Mr Yee may be under the impression that a low level of corporate retirement plans had led to a low score for Singapore in the Mercer Melbourne Global Pension Index.

Singapore was ranked ahead of other Asian countries as well as developed countries such as Germany and the US in this study[1]. Mercer described our system as one with “a sound structure, with many good features, but has some some areas for improvement.”

Given that employers in Singapore make mandatory contributions to their local employees’ Central Provident Fund (CPF) savings, the observation in the study about corporate retirement plans is relevant mainly to foreigners working here, for whom the CPF is not applicable.

The Income Tax Act already provides tax deductions to employers if they wish to provide corporate retirement plans for all of their employees, including foreigners. In addition, foreigners who wish to save on their own may tap on the Supplementary Retirement Scheme, or SRS. They will enjoy tax benefits on the SRS contributions they make. We will continue to review the SRS scheme from time to time.
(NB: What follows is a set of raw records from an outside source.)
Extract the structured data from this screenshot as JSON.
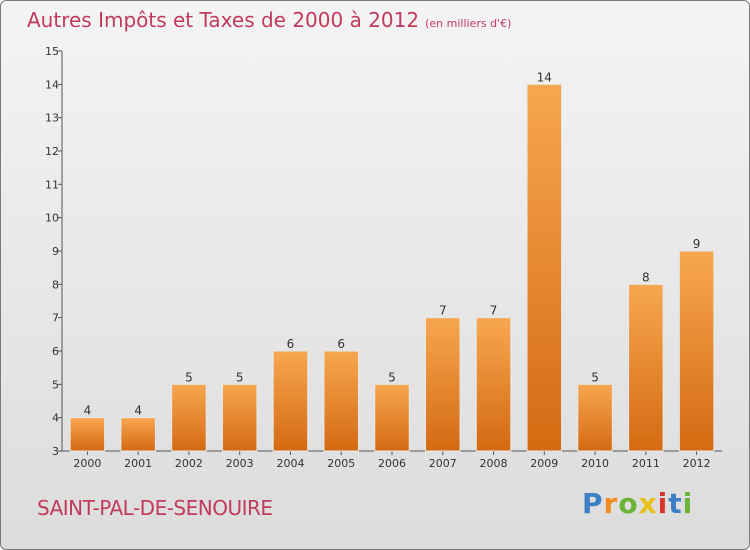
{
  "chart_data": {
    "type": "bar",
    "title": "Autres Impôts et Taxes de 2000 à 2012",
    "subtitle": "(en milliers d'€)",
    "categories": [
      "2000",
      "2001",
      "2002",
      "2003",
      "2004",
      "2005",
      "2006",
      "2007",
      "2008",
      "2009",
      "2010",
      "2011",
      "2012"
    ],
    "values": [
      4,
      4,
      5,
      5,
      6,
      6,
      5,
      7,
      7,
      14,
      5,
      8,
      9
    ],
    "ylim": [
      3,
      15
    ],
    "yticks": [
      3,
      4,
      5,
      6,
      7,
      8,
      9,
      10,
      11,
      12,
      13,
      14,
      15
    ],
    "xlabel": "",
    "ylabel": "",
    "grid": false,
    "bar_color": "#f28b2c"
  },
  "footer": {
    "commune": "SAINT-PAL-DE-SENOUIRE",
    "logo_letters": [
      "P",
      "r",
      "o",
      "x",
      "i",
      "t",
      "i"
    ]
  }
}
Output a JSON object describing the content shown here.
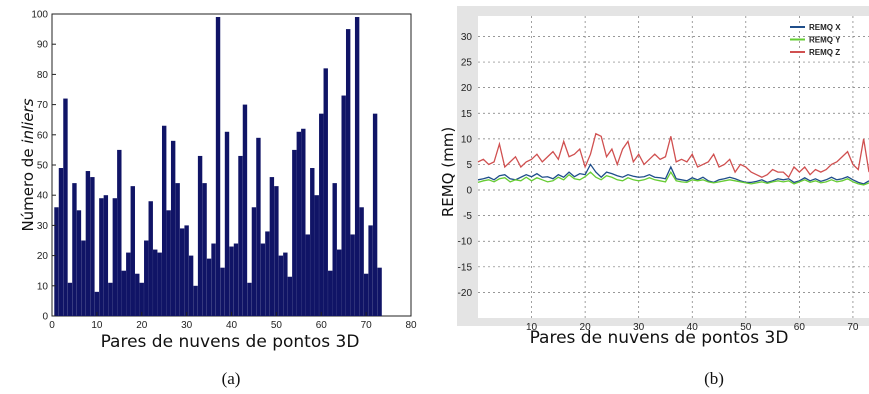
{
  "chart_data": [
    {
      "type": "bar",
      "ylabel_prefix": "Número de ",
      "ylabel_italic": "inliers",
      "xlabel": "Pares de nuvens de pontos 3D",
      "caption": "(a)",
      "xlim": [
        0,
        80
      ],
      "ylim": [
        0,
        100
      ],
      "xticks": [
        0,
        10,
        20,
        30,
        40,
        50,
        60,
        70,
        80
      ],
      "yticks": [
        0,
        10,
        20,
        30,
        40,
        50,
        60,
        70,
        80,
        90,
        100
      ],
      "bar_color": "#101466",
      "x": [
        1,
        2,
        3,
        4,
        5,
        6,
        7,
        8,
        9,
        10,
        11,
        12,
        13,
        14,
        15,
        16,
        17,
        18,
        19,
        20,
        21,
        22,
        23,
        24,
        25,
        26,
        27,
        28,
        29,
        30,
        31,
        32,
        33,
        34,
        35,
        36,
        37,
        38,
        39,
        40,
        41,
        42,
        43,
        44,
        45,
        46,
        47,
        48,
        49,
        50,
        51,
        52,
        53,
        54,
        55,
        56,
        57,
        58,
        59,
        60,
        61,
        62,
        63,
        64,
        65,
        66,
        67,
        68,
        69,
        70,
        71,
        72,
        73
      ],
      "values": [
        36,
        49,
        72,
        11,
        44,
        35,
        25,
        48,
        46,
        8,
        39,
        40,
        11,
        39,
        55,
        15,
        21,
        43,
        14,
        11,
        25,
        38,
        22,
        21,
        63,
        35,
        58,
        44,
        29,
        30,
        20,
        10,
        53,
        44,
        19,
        24,
        99,
        16,
        61,
        23,
        24,
        53,
        70,
        11,
        36,
        59,
        24,
        28,
        46,
        43,
        20,
        21,
        13,
        55,
        61,
        62,
        27,
        49,
        40,
        67,
        82,
        15,
        44,
        22,
        73,
        95,
        27,
        99,
        36,
        14,
        30,
        67,
        16
      ]
    },
    {
      "type": "line",
      "ylabel": "REMQ (mm)",
      "xlabel": "Pares de nuvens de pontos 3D",
      "caption": "(b)",
      "xlim": [
        0,
        73
      ],
      "ylim": [
        -25,
        34
      ],
      "xticks": [
        10,
        20,
        30,
        40,
        50,
        60,
        70
      ],
      "yticks": [
        30,
        25,
        20,
        15,
        10,
        5,
        0,
        -5,
        -10,
        -15,
        -20
      ],
      "grid": true,
      "legend_position": "top-right",
      "x": [
        0,
        1,
        2,
        3,
        4,
        5,
        6,
        7,
        8,
        9,
        10,
        11,
        12,
        13,
        14,
        15,
        16,
        17,
        18,
        19,
        20,
        21,
        22,
        23,
        24,
        25,
        26,
        27,
        28,
        29,
        30,
        31,
        32,
        33,
        34,
        35,
        36,
        37,
        38,
        39,
        40,
        41,
        42,
        43,
        44,
        45,
        46,
        47,
        48,
        49,
        50,
        51,
        52,
        53,
        54,
        55,
        56,
        57,
        58,
        59,
        60,
        61,
        62,
        63,
        64,
        65,
        66,
        67,
        68,
        69,
        70,
        71,
        72,
        73
      ],
      "series": [
        {
          "name": "REMQ X",
          "color": "#1f4e8a",
          "values": [
            2,
            2.2,
            2.5,
            2,
            2.8,
            3,
            2.2,
            2,
            2.5,
            3,
            2.6,
            3.2,
            2.5,
            2.6,
            2.2,
            3,
            2.5,
            3.5,
            2.6,
            3.2,
            3,
            5,
            3.5,
            2.5,
            3.5,
            3.2,
            2.8,
            2.5,
            3,
            2.7,
            2.5,
            2.6,
            3,
            2.5,
            2.4,
            2.2,
            4.5,
            2.2,
            2,
            1.8,
            2.4,
            2,
            2.5,
            1.8,
            1.5,
            2,
            2.2,
            2.5,
            2.2,
            1.8,
            1.5,
            1.5,
            1.7,
            2,
            1.5,
            1.8,
            2.2,
            2,
            2.2,
            1.5,
            1.8,
            2.4,
            1.8,
            2.2,
            1.7,
            2,
            2.5,
            2,
            2.2,
            2.6,
            2,
            1.5,
            1.2,
            1.8
          ]
        },
        {
          "name": "REMQ Y",
          "color": "#66cc33",
          "values": [
            1.5,
            1.8,
            2,
            1.6,
            2.2,
            2.4,
            1.6,
            2,
            1.8,
            2.5,
            1.8,
            2.4,
            2,
            1.6,
            1.8,
            2.5,
            2,
            3,
            2.2,
            2,
            2.6,
            3.5,
            2.5,
            2,
            2.8,
            2.5,
            2,
            1.8,
            2.4,
            2,
            1.8,
            2,
            2.4,
            2,
            1.8,
            1.6,
            3.5,
            1.8,
            1.6,
            1.5,
            2,
            1.8,
            2,
            1.6,
            1.4,
            1.6,
            1.8,
            2,
            1.8,
            1.6,
            1.4,
            1.2,
            1.4,
            1.6,
            1.3,
            1.6,
            1.8,
            1.6,
            1.8,
            1.2,
            1.6,
            2,
            1.5,
            1.8,
            1.4,
            1.6,
            2,
            1.6,
            1.8,
            2.2,
            1.6,
            1.2,
            1,
            1.4
          ]
        },
        {
          "name": "REMQ Z",
          "color": "#d05050",
          "values": [
            5.5,
            6,
            5,
            5.5,
            9,
            4.5,
            5.5,
            6.5,
            4.5,
            5.5,
            6,
            7,
            5.5,
            6.5,
            7.5,
            6,
            9.5,
            6.5,
            7,
            8,
            4.5,
            7,
            11,
            10.5,
            6.5,
            8,
            5,
            8,
            9.5,
            5.5,
            7,
            5,
            6,
            7,
            6,
            6.5,
            10.5,
            5.5,
            6,
            5.5,
            7,
            4.5,
            5,
            5.5,
            7,
            4.5,
            5,
            6,
            3.5,
            5,
            4.5,
            3.5,
            3,
            2.5,
            3,
            4,
            3.5,
            3.5,
            2.5,
            4.5,
            3.5,
            4.5,
            3,
            4,
            3.5,
            4,
            5,
            5.5,
            6.5,
            7.5,
            5,
            4,
            10,
            3.5
          ]
        }
      ]
    }
  ]
}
For the majority of Singaporeans, the CPF remains at the core of our social security system. Beyond mandatory contributions, both individuals and employers can make voluntary contributions to the CPF accounts and enjoy tax benefits. For the less well-off, the Government provides support through top-ups to their CPF accounts, such as through Workfare and housing grants, and the enhanced interest scheme.